NCOA offers several programs and products that provide hope for economically insecure older adults.

Economic Security Initiative

NCOA’s Economic Security Initiative offers innovative programs in 20 communities to help economically disadvantaged older adults cut through red tape and create a plan to build their own economic stability and security.


NCOA’s EconomicCheckUp® is the nation’s most comprehensive, free online service to help older adults improve their economic security. The site helps older adults find work, cut spending, reduce debt, and use their home equity.

Reverse Mortgage Counseling

NCOA’s Reverse Mortgage Counseling Services Network is one of eight national counseling groups approved by the U.S. Department of Housing & Urban Development to provide one-on-one counseling to older homeowners considering a reverse mortgage.

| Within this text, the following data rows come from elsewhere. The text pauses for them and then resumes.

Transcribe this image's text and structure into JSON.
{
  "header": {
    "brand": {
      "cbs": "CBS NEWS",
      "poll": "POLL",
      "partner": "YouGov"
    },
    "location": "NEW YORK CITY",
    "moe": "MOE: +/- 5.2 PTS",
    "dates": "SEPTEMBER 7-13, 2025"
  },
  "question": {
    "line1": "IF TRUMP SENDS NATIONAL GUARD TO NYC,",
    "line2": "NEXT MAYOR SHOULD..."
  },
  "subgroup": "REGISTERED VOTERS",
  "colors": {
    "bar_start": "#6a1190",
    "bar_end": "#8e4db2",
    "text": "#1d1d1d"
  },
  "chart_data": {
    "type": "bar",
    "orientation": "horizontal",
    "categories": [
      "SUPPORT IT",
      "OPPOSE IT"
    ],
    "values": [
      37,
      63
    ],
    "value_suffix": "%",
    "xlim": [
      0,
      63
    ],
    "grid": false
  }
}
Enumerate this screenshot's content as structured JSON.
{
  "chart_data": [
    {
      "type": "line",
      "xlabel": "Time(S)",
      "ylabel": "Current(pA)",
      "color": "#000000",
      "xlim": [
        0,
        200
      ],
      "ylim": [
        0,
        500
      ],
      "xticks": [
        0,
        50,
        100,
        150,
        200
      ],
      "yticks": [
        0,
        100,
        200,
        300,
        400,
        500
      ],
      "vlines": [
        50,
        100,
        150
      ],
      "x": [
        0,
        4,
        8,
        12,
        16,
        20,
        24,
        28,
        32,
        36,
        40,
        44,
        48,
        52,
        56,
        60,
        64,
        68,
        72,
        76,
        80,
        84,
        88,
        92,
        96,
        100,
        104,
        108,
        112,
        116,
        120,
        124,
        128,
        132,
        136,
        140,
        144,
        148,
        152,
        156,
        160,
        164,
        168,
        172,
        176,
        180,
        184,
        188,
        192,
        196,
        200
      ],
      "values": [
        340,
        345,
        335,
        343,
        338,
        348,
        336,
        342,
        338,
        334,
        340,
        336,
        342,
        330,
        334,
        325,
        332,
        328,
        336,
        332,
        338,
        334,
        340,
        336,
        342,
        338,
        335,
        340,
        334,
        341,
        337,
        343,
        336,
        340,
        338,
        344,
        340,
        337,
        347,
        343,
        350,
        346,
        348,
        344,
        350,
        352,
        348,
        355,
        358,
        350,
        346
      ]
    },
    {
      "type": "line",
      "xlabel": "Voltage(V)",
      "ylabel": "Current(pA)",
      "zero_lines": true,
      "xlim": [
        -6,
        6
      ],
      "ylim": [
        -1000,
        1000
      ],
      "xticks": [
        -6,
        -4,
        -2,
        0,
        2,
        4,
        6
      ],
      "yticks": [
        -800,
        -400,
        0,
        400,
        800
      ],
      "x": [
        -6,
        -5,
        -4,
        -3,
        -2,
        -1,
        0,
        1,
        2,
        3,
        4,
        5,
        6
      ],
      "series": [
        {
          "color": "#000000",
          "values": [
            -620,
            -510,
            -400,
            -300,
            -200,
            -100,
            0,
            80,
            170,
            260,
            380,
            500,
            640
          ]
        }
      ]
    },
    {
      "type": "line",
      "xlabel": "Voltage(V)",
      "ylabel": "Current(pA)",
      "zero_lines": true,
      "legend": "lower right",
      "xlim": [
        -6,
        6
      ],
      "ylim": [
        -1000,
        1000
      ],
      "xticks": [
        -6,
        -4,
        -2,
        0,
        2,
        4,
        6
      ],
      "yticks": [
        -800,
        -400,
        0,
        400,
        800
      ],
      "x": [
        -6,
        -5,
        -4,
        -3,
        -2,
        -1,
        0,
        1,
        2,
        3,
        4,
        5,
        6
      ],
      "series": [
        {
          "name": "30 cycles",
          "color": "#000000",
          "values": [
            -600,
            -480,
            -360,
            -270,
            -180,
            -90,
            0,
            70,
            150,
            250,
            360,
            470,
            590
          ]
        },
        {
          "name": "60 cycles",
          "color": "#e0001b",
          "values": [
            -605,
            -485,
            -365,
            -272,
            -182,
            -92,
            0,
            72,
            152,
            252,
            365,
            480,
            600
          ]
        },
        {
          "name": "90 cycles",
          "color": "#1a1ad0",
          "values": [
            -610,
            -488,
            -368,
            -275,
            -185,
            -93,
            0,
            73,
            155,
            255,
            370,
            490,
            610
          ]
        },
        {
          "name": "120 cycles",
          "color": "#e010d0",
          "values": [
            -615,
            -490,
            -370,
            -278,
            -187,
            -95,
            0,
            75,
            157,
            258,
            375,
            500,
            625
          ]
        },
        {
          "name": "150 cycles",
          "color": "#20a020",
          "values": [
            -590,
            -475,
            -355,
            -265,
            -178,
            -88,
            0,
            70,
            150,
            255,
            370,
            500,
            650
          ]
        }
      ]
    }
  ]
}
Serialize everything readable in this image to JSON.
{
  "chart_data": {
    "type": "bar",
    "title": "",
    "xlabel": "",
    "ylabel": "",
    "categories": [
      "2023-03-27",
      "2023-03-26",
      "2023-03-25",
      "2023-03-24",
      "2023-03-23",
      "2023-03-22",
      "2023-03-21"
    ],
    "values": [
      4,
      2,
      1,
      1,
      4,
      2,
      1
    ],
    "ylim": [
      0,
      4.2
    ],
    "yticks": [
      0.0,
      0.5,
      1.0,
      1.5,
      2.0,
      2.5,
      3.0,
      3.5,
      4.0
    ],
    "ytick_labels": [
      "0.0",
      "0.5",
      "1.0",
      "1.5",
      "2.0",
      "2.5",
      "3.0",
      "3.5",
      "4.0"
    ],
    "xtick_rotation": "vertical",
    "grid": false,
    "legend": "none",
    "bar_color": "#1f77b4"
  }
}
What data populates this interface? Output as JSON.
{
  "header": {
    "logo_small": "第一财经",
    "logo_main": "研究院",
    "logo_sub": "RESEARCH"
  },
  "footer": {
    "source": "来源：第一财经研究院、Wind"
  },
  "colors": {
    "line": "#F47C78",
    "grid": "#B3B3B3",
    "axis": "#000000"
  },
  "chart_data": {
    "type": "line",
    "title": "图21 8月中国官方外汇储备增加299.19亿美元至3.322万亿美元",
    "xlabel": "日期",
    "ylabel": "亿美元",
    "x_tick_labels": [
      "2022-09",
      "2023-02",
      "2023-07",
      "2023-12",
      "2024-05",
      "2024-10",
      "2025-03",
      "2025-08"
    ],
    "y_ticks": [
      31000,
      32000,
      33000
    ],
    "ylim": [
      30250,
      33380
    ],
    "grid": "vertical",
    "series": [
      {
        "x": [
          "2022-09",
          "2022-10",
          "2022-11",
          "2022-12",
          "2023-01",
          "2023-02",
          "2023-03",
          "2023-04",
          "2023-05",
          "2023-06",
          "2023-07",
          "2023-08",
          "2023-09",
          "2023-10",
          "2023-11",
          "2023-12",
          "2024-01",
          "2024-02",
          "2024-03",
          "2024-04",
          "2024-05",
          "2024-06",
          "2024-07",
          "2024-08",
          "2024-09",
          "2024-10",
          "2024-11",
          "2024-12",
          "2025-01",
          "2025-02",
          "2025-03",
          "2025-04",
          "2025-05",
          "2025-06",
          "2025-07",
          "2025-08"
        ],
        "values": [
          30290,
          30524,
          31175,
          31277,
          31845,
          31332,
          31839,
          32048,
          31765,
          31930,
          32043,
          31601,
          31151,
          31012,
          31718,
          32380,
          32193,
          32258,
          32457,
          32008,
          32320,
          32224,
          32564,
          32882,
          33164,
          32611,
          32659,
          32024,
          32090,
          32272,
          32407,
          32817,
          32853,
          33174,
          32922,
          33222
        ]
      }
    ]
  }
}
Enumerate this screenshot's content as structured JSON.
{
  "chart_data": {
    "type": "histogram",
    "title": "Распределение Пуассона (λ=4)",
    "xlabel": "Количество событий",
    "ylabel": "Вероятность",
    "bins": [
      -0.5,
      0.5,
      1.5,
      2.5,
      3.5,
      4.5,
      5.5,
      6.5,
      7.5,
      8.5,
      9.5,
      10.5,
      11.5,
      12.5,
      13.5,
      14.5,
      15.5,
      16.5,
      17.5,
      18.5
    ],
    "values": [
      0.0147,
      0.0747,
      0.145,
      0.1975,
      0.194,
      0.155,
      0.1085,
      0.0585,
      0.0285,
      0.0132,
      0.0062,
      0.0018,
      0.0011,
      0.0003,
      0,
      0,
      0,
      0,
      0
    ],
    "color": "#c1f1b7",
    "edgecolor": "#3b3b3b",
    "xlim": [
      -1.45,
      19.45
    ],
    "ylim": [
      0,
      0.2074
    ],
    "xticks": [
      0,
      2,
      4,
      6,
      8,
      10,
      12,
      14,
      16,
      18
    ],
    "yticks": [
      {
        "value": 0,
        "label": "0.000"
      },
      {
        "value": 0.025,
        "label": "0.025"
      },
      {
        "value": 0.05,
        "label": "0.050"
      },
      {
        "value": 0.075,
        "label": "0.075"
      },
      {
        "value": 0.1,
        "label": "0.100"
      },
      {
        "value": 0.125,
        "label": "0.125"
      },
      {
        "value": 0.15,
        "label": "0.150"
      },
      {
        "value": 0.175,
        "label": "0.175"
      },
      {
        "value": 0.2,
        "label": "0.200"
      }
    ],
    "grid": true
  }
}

Center for Benefits Access

NCOA’s Center for Benefits Access helps community-based organizations find and enroll seniors and younger adults with disabilities with limited means into benefits programs for which they are eligible, so they can remain healthy, secure, and independent. The center develops and shares tools, resources, best practices, and strategies for benefits outreach and enrollment.

Senior Community Service Employment Program (SCSEP)

NCOA manages 27 Senior Community Service Employment Program (SCSEP) offices under a grant from the U.S. Department of Labor. SCSEP helps adults aged 55+ return to or remain active in the workforce by providing job training, job search services, and on-the-job experience.